22 Mayo 2005 Seguir en 
En el imaginario de los políticos la clave de conducta a observar en forma estable radica en hallar la palabra que haga clic con el sentimiento dominante en la circunstancia. La ira presidencial contra el fallo judicial que benefició con la excarcelación a Omar Chabán -aún pendiente de confirmación por la Cámara de Casación Penal- se inscribe en ese pensamiento. La división de poderes salió magullada a consecuencia de las reiteradas invectivas de Néstor Kirchner. El ataque sistemático de la Casa Rosada no hizo otra cosa que fortalecer la convicción -errada por cierto- de que el Presidente es el mayor garante de la administración de justicia en la Argentina, lo cual es función de otro poder. La pérdida de la identidad republicana a raíz del ciclo de golpes militares que destruyó la estabilidad de las instituciones, contribuyó a que se depositara en las cabezas de los poderes ejecutivos la resolución de todos los problemas, incluso los de naturaleza judicial. Así las cosas, se llegó a desdibujar la posibilidad de revisión de los fallos por la propia Justicia en sus distintos escalones. Las interpretaciones discutibles de las leyes pueden ser corregidas dentro del mismo poder.

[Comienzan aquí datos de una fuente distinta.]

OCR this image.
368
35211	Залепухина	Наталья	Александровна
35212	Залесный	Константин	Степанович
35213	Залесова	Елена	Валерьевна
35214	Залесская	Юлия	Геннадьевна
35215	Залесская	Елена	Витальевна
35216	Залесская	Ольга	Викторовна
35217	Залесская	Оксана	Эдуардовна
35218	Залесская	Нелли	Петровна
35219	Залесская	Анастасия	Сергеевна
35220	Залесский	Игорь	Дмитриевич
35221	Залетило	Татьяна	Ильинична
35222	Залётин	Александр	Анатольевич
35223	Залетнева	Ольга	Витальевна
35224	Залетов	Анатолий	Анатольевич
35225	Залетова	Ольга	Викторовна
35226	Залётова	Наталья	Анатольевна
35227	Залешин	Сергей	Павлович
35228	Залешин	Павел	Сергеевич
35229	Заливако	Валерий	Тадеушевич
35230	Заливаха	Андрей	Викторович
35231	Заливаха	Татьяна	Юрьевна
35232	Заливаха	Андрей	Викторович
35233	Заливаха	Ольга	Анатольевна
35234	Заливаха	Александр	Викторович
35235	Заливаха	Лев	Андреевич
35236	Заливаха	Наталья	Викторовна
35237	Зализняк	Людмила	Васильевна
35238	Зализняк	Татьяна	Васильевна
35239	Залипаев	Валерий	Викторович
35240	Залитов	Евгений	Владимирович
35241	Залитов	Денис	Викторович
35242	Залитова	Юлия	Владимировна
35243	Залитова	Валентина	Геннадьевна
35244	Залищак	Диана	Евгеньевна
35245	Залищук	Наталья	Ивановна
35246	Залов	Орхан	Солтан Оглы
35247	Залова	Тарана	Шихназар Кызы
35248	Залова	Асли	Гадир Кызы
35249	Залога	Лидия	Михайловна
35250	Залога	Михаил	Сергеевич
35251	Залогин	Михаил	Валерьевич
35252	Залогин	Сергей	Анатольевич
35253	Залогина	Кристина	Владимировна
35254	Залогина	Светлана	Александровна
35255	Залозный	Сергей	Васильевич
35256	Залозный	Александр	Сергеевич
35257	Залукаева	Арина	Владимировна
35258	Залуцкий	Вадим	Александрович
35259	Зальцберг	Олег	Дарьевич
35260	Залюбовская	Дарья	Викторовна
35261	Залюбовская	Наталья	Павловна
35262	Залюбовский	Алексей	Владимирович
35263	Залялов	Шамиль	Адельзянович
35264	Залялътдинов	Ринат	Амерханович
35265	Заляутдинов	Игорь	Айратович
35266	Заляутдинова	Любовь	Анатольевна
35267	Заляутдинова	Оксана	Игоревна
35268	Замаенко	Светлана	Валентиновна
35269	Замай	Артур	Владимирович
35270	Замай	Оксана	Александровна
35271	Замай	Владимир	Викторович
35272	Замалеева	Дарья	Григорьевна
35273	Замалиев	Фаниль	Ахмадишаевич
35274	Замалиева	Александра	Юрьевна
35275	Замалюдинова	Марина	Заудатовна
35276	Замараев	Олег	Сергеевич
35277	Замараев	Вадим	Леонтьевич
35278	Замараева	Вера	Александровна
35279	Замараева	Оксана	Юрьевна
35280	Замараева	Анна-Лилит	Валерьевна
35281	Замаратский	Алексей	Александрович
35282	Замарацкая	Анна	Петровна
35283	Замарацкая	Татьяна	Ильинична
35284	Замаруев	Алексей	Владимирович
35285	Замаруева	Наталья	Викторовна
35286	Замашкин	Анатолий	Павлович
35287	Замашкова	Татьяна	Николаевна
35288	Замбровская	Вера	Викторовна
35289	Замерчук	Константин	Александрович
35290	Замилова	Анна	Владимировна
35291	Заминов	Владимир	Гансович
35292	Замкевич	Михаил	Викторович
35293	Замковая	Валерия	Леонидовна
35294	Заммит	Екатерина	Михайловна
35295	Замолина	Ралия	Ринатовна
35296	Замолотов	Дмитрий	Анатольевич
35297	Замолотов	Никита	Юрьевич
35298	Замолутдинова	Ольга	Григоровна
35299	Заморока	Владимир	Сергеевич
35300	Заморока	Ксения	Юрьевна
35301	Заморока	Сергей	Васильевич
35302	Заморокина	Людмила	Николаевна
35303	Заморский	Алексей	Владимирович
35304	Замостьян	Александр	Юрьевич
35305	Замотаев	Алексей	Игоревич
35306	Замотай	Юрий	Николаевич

La ministra de la Corte Suprema de Justicia de la Nación, Hilda Highton de Nolasco, ubicó la situación en su punto exacto, cuando aconsejó a los jueces ser buenos magistrados y a no dejarse llevar por la presión de la sociedad y de los poderes políticos. Una definición principista que la práctica institucional tendió a opacar en desmedro de la república misma. La jueza Highton de Nolasco reivindicó, entonces, la sana doctrina que dotó de previsibilidad y racionalidad a la Argentina durante décadas.
Los puntos de tensión
La vuelta del gobernador José Alperovich y del vicegobernador Fernando Juri reaviva la lucha política. Este se fue a Brasil con los pergaminos de arreglador del conflicto que enfrentó a los citricultores con los trabajadores rurales. Sofocó, así, el principal conflicto que se incubaba en el campo privado y que amenazaba con quebrar el ambiente de paz social que la Casa de Gobierno quiere preservar a toda costa. La rebeldía gremial perdió gravitación en el sector público tras el pacto celebrado antes del viaje de los máximos jerarcas del poder a Brasil.
El juego de las fuerzas opositoras se desplegará de un modo u otro, según fuere la determinación final de Alperovich. Si el 23 de octubre no hubiere convergencia de elecciones de diputados nacionales y de convencionales constituyentes, más de un armado antioficialista se caería en forma estrepitosa. No obstante, la sociedad Alperovich-Juri optó porque todo se vote de una sola vez en octubre. La formalidad jurídica de esa decisión demorará en conocerse un tiempo más. Alperovich no se cansa de repetir que espera ver qué hacen sus rivales antes de decretar la simultaneidad.
El vicegobernador tomará la conducción del PJ ante la licencia de Julio Miranda. Con esa tarea partidaria no podrá ser parte de la Junta Electoral Provincial (JEP), por lo que cabría que pida su excusación. La JEP adquiere valor en los comicios provinciales, pero su importancia es de grado cero cuando existe unificación de los comicios. En este último supuesto asume el control del proceso la Junta Electoral Nacional.
Los enredos surgen porque el órgano electoral provincial es un producto híbrido en el que se fusionan ingredientes judiciales (el titular de la Corte Suprema de Justicia y el ministro fiscal) y políticos (el presidente de la Legislatura). La JEP se constituyó en 1999 sólo con dos miembros del Poder Judicial: Arturo Ponsati y Antonio Gandur. La Legislatura careció de representante. En 2003, el presidente subrogante de la Cámara, Juan Antonio Ruiz Olivares, sustituyó al vicegobernador Sisto Terán, quien pugnaba por ser electo legislador. La razón de la confluencia de las elecciones de diputados nacionales y de convencionales constituyentes no es otra que asegurar la movilización de dirigentes peronistas de distintos niveles. El oficialismo avanzará en esa dirección porque sabe que el desinterés se apoderará de aquellos si sólo se sufraga por cargos legislativos nacionales.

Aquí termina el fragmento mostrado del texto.